Video Quality Assessment Based on Swin TransformerV2 and Coarse to Fine Strategy
This work addresses video quality assessment for compressed videos, which is important for streaming and broadcasting applications, but it is incremental as it builds on existing transformer-based methods.
The paper tackles the problem of no-reference video quality assessment by introducing a model that combines an enhanced spatial perception module with a lightweight temporal fusion module, achieving state-of-the-art performance on benchmark datasets with improvements in accuracy metrics.
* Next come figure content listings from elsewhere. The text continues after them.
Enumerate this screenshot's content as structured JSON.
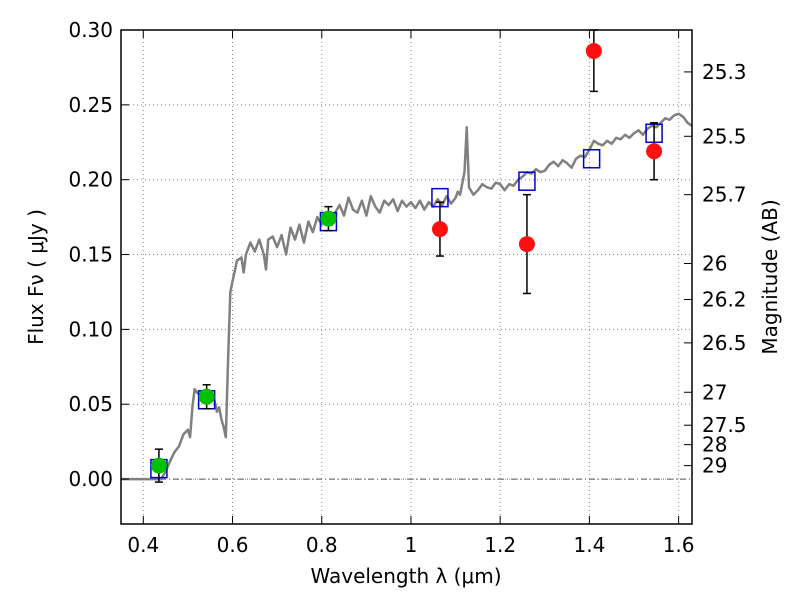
{
  "chart_data": {
    "type": "scatter",
    "xlabel": "Wavelength  λ (μm)",
    "ylabel": "Flux  Fν  ( μJy )",
    "y2label": "Magnitude (AB)",
    "xlim": [
      0.35,
      1.63
    ],
    "ylim": [
      -0.03,
      0.3
    ],
    "grid": true,
    "xticks": [
      0.4,
      0.6,
      0.8,
      1.0,
      1.2,
      1.4,
      1.6
    ],
    "xtick_labels": [
      "0.4",
      "0.6",
      "0.8",
      "1",
      "1.2",
      "1.4",
      "1.6"
    ],
    "yticks": [
      0.0,
      0.05,
      0.1,
      0.15,
      0.2,
      0.25,
      0.3
    ],
    "ytick_labels": [
      "0.00",
      "0.05",
      "0.10",
      "0.15",
      "0.20",
      "0.25",
      "0.30"
    ],
    "mag_ticks": [
      {
        "label": "25.3",
        "flux": 0.272
      },
      {
        "label": "25.5",
        "flux": 0.229
      },
      {
        "label": "25.7",
        "flux": 0.19
      },
      {
        "label": "26",
        "flux": 0.144
      },
      {
        "label": "26.2",
        "flux": 0.12
      },
      {
        "label": "26.5",
        "flux": 0.091
      },
      {
        "label": "27",
        "flux": 0.058
      },
      {
        "label": "27.5",
        "flux": 0.036
      },
      {
        "label": "28",
        "flux": 0.023
      },
      {
        "label": "29",
        "flux": 0.009
      }
    ],
    "zero_line": 0.0,
    "series": [
      {
        "marker": "line",
        "color": "#808080",
        "points": [
          [
            0.35,
            0.0
          ],
          [
            0.44,
            0.0
          ],
          [
            0.45,
            0.005
          ],
          [
            0.46,
            0.012
          ],
          [
            0.47,
            0.018
          ],
          [
            0.48,
            0.022
          ],
          [
            0.49,
            0.03
          ],
          [
            0.5,
            0.033
          ],
          [
            0.505,
            0.028
          ],
          [
            0.51,
            0.048
          ],
          [
            0.515,
            0.06
          ],
          [
            0.52,
            0.058
          ],
          [
            0.53,
            0.055
          ],
          [
            0.54,
            0.056
          ],
          [
            0.55,
            0.058
          ],
          [
            0.56,
            0.052
          ],
          [
            0.565,
            0.045
          ],
          [
            0.57,
            0.048
          ],
          [
            0.575,
            0.04
          ],
          [
            0.58,
            0.035
          ],
          [
            0.585,
            0.028
          ],
          [
            0.59,
            0.08
          ],
          [
            0.595,
            0.125
          ],
          [
            0.6,
            0.132
          ],
          [
            0.61,
            0.146
          ],
          [
            0.62,
            0.148
          ],
          [
            0.625,
            0.138
          ],
          [
            0.63,
            0.15
          ],
          [
            0.64,
            0.158
          ],
          [
            0.65,
            0.152
          ],
          [
            0.66,
            0.16
          ],
          [
            0.67,
            0.15
          ],
          [
            0.675,
            0.14
          ],
          [
            0.68,
            0.16
          ],
          [
            0.69,
            0.162
          ],
          [
            0.7,
            0.155
          ],
          [
            0.71,
            0.163
          ],
          [
            0.72,
            0.15
          ],
          [
            0.73,
            0.168
          ],
          [
            0.74,
            0.16
          ],
          [
            0.75,
            0.17
          ],
          [
            0.76,
            0.158
          ],
          [
            0.77,
            0.172
          ],
          [
            0.78,
            0.165
          ],
          [
            0.79,
            0.175
          ],
          [
            0.8,
            0.17
          ],
          [
            0.81,
            0.176
          ],
          [
            0.82,
            0.172
          ],
          [
            0.83,
            0.178
          ],
          [
            0.84,
            0.183
          ],
          [
            0.85,
            0.176
          ],
          [
            0.86,
            0.188
          ],
          [
            0.87,
            0.18
          ],
          [
            0.88,
            0.178
          ],
          [
            0.89,
            0.186
          ],
          [
            0.9,
            0.176
          ],
          [
            0.91,
            0.189
          ],
          [
            0.92,
            0.182
          ],
          [
            0.93,
            0.178
          ],
          [
            0.94,
            0.186
          ],
          [
            0.95,
            0.183
          ],
          [
            0.96,
            0.187
          ],
          [
            0.97,
            0.179
          ],
          [
            0.98,
            0.186
          ],
          [
            0.99,
            0.182
          ],
          [
            1.0,
            0.185
          ],
          [
            1.01,
            0.181
          ],
          [
            1.02,
            0.186
          ],
          [
            1.03,
            0.18
          ],
          [
            1.04,
            0.185
          ],
          [
            1.05,
            0.182
          ],
          [
            1.06,
            0.187
          ],
          [
            1.07,
            0.183
          ],
          [
            1.08,
            0.189
          ],
          [
            1.09,
            0.184
          ],
          [
            1.1,
            0.188
          ],
          [
            1.105,
            0.192
          ],
          [
            1.11,
            0.19
          ],
          [
            1.12,
            0.205
          ],
          [
            1.125,
            0.235
          ],
          [
            1.13,
            0.195
          ],
          [
            1.14,
            0.19
          ],
          [
            1.15,
            0.193
          ],
          [
            1.16,
            0.197
          ],
          [
            1.17,
            0.195
          ],
          [
            1.18,
            0.194
          ],
          [
            1.19,
            0.198
          ],
          [
            1.2,
            0.197
          ],
          [
            1.21,
            0.193
          ],
          [
            1.22,
            0.197
          ],
          [
            1.23,
            0.196
          ],
          [
            1.24,
            0.2
          ],
          [
            1.25,
            0.202
          ],
          [
            1.26,
            0.205
          ],
          [
            1.27,
            0.204
          ],
          [
            1.28,
            0.207
          ],
          [
            1.29,
            0.205
          ],
          [
            1.3,
            0.206
          ],
          [
            1.31,
            0.21
          ],
          [
            1.32,
            0.212
          ],
          [
            1.33,
            0.209
          ],
          [
            1.34,
            0.213
          ],
          [
            1.35,
            0.211
          ],
          [
            1.36,
            0.208
          ],
          [
            1.37,
            0.214
          ],
          [
            1.38,
            0.216
          ],
          [
            1.39,
            0.215
          ],
          [
            1.4,
            0.22
          ],
          [
            1.41,
            0.226
          ],
          [
            1.42,
            0.224
          ],
          [
            1.43,
            0.223
          ],
          [
            1.44,
            0.226
          ],
          [
            1.45,
            0.224
          ],
          [
            1.46,
            0.228
          ],
          [
            1.47,
            0.227
          ],
          [
            1.48,
            0.23
          ],
          [
            1.49,
            0.228
          ],
          [
            1.5,
            0.231
          ],
          [
            1.51,
            0.233
          ],
          [
            1.52,
            0.23
          ],
          [
            1.53,
            0.234
          ],
          [
            1.54,
            0.236
          ],
          [
            1.55,
            0.235
          ],
          [
            1.56,
            0.238
          ],
          [
            1.57,
            0.241
          ],
          [
            1.58,
            0.24
          ],
          [
            1.59,
            0.243
          ],
          [
            1.6,
            0.244
          ],
          [
            1.61,
            0.242
          ],
          [
            1.62,
            0.238
          ],
          [
            1.63,
            0.236
          ]
        ]
      },
      {
        "marker": "circle",
        "color": "#00c000",
        "points": [
          [
            0.435,
            0.009
          ],
          [
            0.542,
            0.055
          ],
          [
            0.815,
            0.174
          ]
        ],
        "yerr": [
          0.011,
          0.008,
          0.008
        ]
      },
      {
        "marker": "circle",
        "color": "#ff1010",
        "points": [
          [
            1.065,
            0.167
          ],
          [
            1.26,
            0.157
          ],
          [
            1.41,
            0.286
          ],
          [
            1.545,
            0.219
          ]
        ],
        "yerr": [
          0.018,
          0.033,
          0.027,
          0.019
        ]
      },
      {
        "marker": "square",
        "color": "#0000cc",
        "points": [
          [
            0.435,
            0.007
          ],
          [
            0.542,
            0.053
          ],
          [
            0.815,
            0.172
          ],
          [
            1.065,
            0.188
          ],
          [
            1.26,
            0.199
          ],
          [
            1.405,
            0.214
          ],
          [
            1.545,
            0.231
          ]
        ]
      }
    ]
  }
}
The objective of non-reference video quality assessment is to evaluate the quality of distorted video without access to reference high-definition references. In this study, we introduce an enhanced spatial perception module, pre-trained on multiple image quality assessment datasets, and a lightweight temporal fusion module to address the no-reference visual quality assessment (NR-VQA) task. This model implements Swin Transformer V2 as a local-level spatial feature extractor and fuses these multi-stage representations through a series of transformer layers. Furthermore, a temporal transformer is utilized for spatiotemporal feature fusion across the video. To accommodate compressed videos of varying bitrates, we incorporate a coarse-to-fine contrastive strategy to enrich the model's capability to discriminate features from videos of different bitrates. This is an expanded version of the one-page abstract.